Remember your first college philosophy class, when you learned about the Socratic method and the utility of asserting that you know that you know nothing? That’s a heck of a thing for your average 18-year-old, who knows everything, to hear for the first time.
Today’s college students might excoriate any professor or fellow student suggesting that simple principle for engaging in hate speech. A Cato Institute study published on Tuesday indicates that 53 percent of students believe their campus has “an obligation to protect students from offensive speech and ideas that could create a difficult learning environment.”
This sounds almost reasonable. Who can learn if someone is shouting racial or gendered epithets at them? The problem lies in the definition of “offensive”, which for some students includes campus organizations who want to hear a variety of viewpoints for themselves.
Campus Reform reports that members of the Columbia University student government voted to cut funding to the Columbia University College Republicans because of their choice of speakers. The Black Student Organization objected to the booking of Tommy Robinson and Mike Cernovich, stating:
“We do not support, in any capacity, giving a platform to beliefs that blatantly oppose our livelihood and humanity, and especially not in the name of intellectual diversity.”
They have every right to make this argument and object to the booking of any speaker. They have additionally asked the Student Governing Board at Columbia to pull funding from one campus group and redistribute it to other groups they feel are targeted and marginalized by those two speakers. They have opted to weaken another campus group instead of hearing these two speakers — to ascertain for themselves whether or not they oppose their livelihood and humanity — then vociferously call them on it.
There was a time when college students would attend the speeches of figures they detested and ask them questions at the end. They would write furious op eds for the campus newspaper. They would raise the funds to have figures with opposing viewpoints come and give their own talks.
Now we’re insisting that groups who invite people we don’t like to just go away? One could argue that cutting funding to a campus group will not put an end to it — that college Republicans ought to be well versed in the principles of the free market and raise their own funds. But it’s not hard to imagine what further demands might be made of CUCR.
Those of us of a certain age recall a time when we were trying to help other groups be heard on high school and college campuses. We remember when gay students wanted to be treated like people. We remember demanding that the United States do something about the genocide of Bosnian Muslims. Those were considered controversial and distasteful topics back then. Some school administrators and other students actively barred students from discussing these issues; we found ways around it.

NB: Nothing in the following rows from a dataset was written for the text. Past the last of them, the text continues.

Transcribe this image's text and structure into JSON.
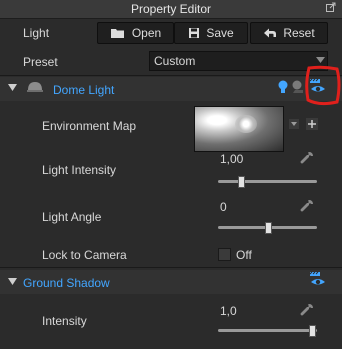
{
  "window": {
    "title": "Property Editor"
  },
  "toolbar": {
    "light_label": "Light",
    "open_label": "Open",
    "save_label": "Save",
    "reset_label": "Reset"
  },
  "preset": {
    "label": "Preset",
    "value": "Custom"
  },
  "dome_light": {
    "title": "Dome Light",
    "environment_map_label": "Environment Map",
    "intensity": {
      "label": "Light Intensity",
      "value": "1,00",
      "fraction": 0.22
    },
    "angle": {
      "label": "Light Angle",
      "value": "0",
      "fraction": 0.5
    },
    "lock_to_camera": {
      "label": "Lock to Camera",
      "value": "Off"
    }
  },
  "ground_shadow": {
    "title": "Ground Shadow",
    "intensity": {
      "label": "Intensity",
      "value": "1,0",
      "fraction": 0.98
    }
  },
  "colors": {
    "accent": "#43a6ff",
    "highlight": "#e0201c"
  }
}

But should we really have to go back there? After achieving an unprecedented level of freedom to speak out on campus, why are we rolling that back? Do we not understand that what can be done to one group can be done to all?
Our solution in the ‘90s was to say, “Those guys are jerks for inviting that putrid steaming pile of rubbish to our campus. Let’s raise funds to get Totally Opposite Public Figure to come speak!” And we did. And there was a dialogue. And people managed to meet in the middle, sometimes, and learn something from each other.
College was the best opportunity to hear every side of every issue, get ideas straight from the horse’s mouth without a media filter, and engage with those ideas directly. Now we just want to pretend those ideas — including the idea of even hearing ideas — don’t exist. This, as history shows, never ends well.